The GDP of Fengjie County ranked 25th among 40 county-level divisions (counties and districts) in Chongqing and 6th among all divisions in the northeast of Chongqing (11 counties and districts) in 2007. In 2007, the per capita net income of the peasants in Fengjie County is CNY 2,717.

It is known that the "collectively owned" land in Fengjie County were allocated the second time in 2005 after the first time in 1982-1983. Since then, the land has not been reallocated. Fengjie County Government encourages rural residents affected by development projects to become urban residents.

Migrant labor constitutes also an important part of the family income for the local rural residents.

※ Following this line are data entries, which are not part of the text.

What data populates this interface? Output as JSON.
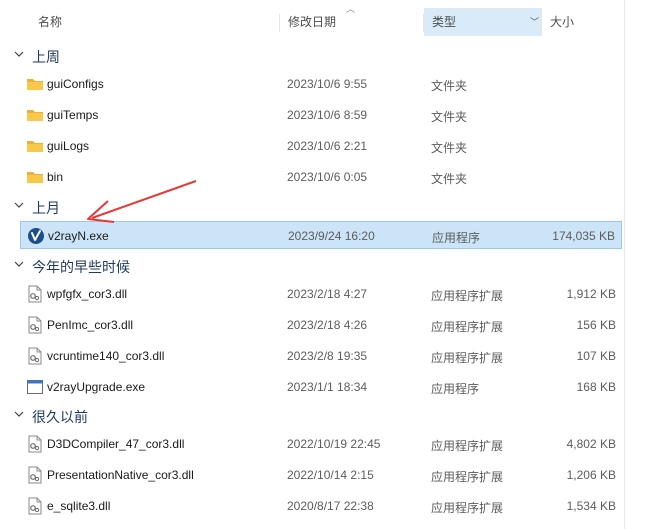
{
  "columns": {
    "name": "名称",
    "date": "修改日期",
    "type": "类型",
    "size": "大小"
  },
  "groups": [
    {
      "label": "上周",
      "items": [
        {
          "name": "guiConfigs",
          "date": "2023/10/6 9:55",
          "type": "文件夹",
          "size": "",
          "icon": "folder-icon"
        },
        {
          "name": "guiTemps",
          "date": "2023/10/6 8:59",
          "type": "文件夹",
          "size": "",
          "icon": "folder-icon"
        },
        {
          "name": "guiLogs",
          "date": "2023/10/6 2:21",
          "type": "文件夹",
          "size": "",
          "icon": "folder-icon"
        },
        {
          "name": "bin",
          "date": "2023/10/6 0:05",
          "type": "文件夹",
          "size": "",
          "icon": "folder-icon"
        }
      ]
    },
    {
      "label": "上月",
      "items": [
        {
          "name": "v2rayN.exe",
          "date": "2023/9/24 16:20",
          "type": "应用程序",
          "size": "174,035 KB",
          "icon": "v2rayn-app-icon",
          "selected": true
        }
      ]
    },
    {
      "label": "今年的早些时候",
      "items": [
        {
          "name": "wpfgfx_cor3.dll",
          "date": "2023/2/18 4:27",
          "type": "应用程序扩展",
          "size": "1,912 KB",
          "icon": "dll-file-icon"
        },
        {
          "name": "PenImc_cor3.dll",
          "date": "2023/2/18 4:26",
          "type": "应用程序扩展",
          "size": "156 KB",
          "icon": "dll-file-icon"
        },
        {
          "name": "vcruntime140_cor3.dll",
          "date": "2023/2/8 19:35",
          "type": "应用程序扩展",
          "size": "107 KB",
          "icon": "dll-file-icon"
        },
        {
          "name": "v2rayUpgrade.exe",
          "date": "2023/1/1 18:34",
          "type": "应用程序",
          "size": "168 KB",
          "icon": "exe-file-icon"
        }
      ]
    },
    {
      "label": "很久以前",
      "items": [
        {
          "name": "D3DCompiler_47_cor3.dll",
          "date": "2022/10/19 22:45",
          "type": "应用程序扩展",
          "size": "4,802 KB",
          "icon": "dll-file-icon"
        },
        {
          "name": "PresentationNative_cor3.dll",
          "date": "2022/10/14 2:15",
          "type": "应用程序扩展",
          "size": "1,206 KB",
          "icon": "dll-file-icon"
        },
        {
          "name": "e_sqlite3.dll",
          "date": "2020/8/17 22:38",
          "type": "应用程序扩展",
          "size": "1,534 KB",
          "icon": "dll-file-icon"
        }
      ]
    }
  ],
  "colors": {
    "selection_bg": "#cce4f7",
    "annotation_arrow": "#e53935",
    "folder_yellow": "#f8c948"
  }
}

In some families, all the members are migrant labor. Their major occupations in urban areas cover restaurant operation, retailing and private business.

=== Agriculture ===
The area of land cultivated is 58,933 ha and with a per-capita land area of 0.85 mu. The major crops grown in the area include rice, corn, potato, sweet potato, oil plant and vegetable and major animals raised include pigs, cattle, sheep, poultry and fish. Apart from conventional agriculture, cash cropping is also carried out such as the growing of tobacco, navel oranges, cotton, walnuts, and silkworm farming.

==Transport==
Fengjie has one Yangtze River crossing, the Fengjie Yangtze River Bridge.

== Resettlement controversy ==
Chen Maoguo (陈茂国 (陳茂國, chén mào guó), the "bird man", Chinese “鸟人”) protested against the low compensation received from relocation plans following the construction of a road entailing the demolition of his house. He was sentenced to prison for 3 years.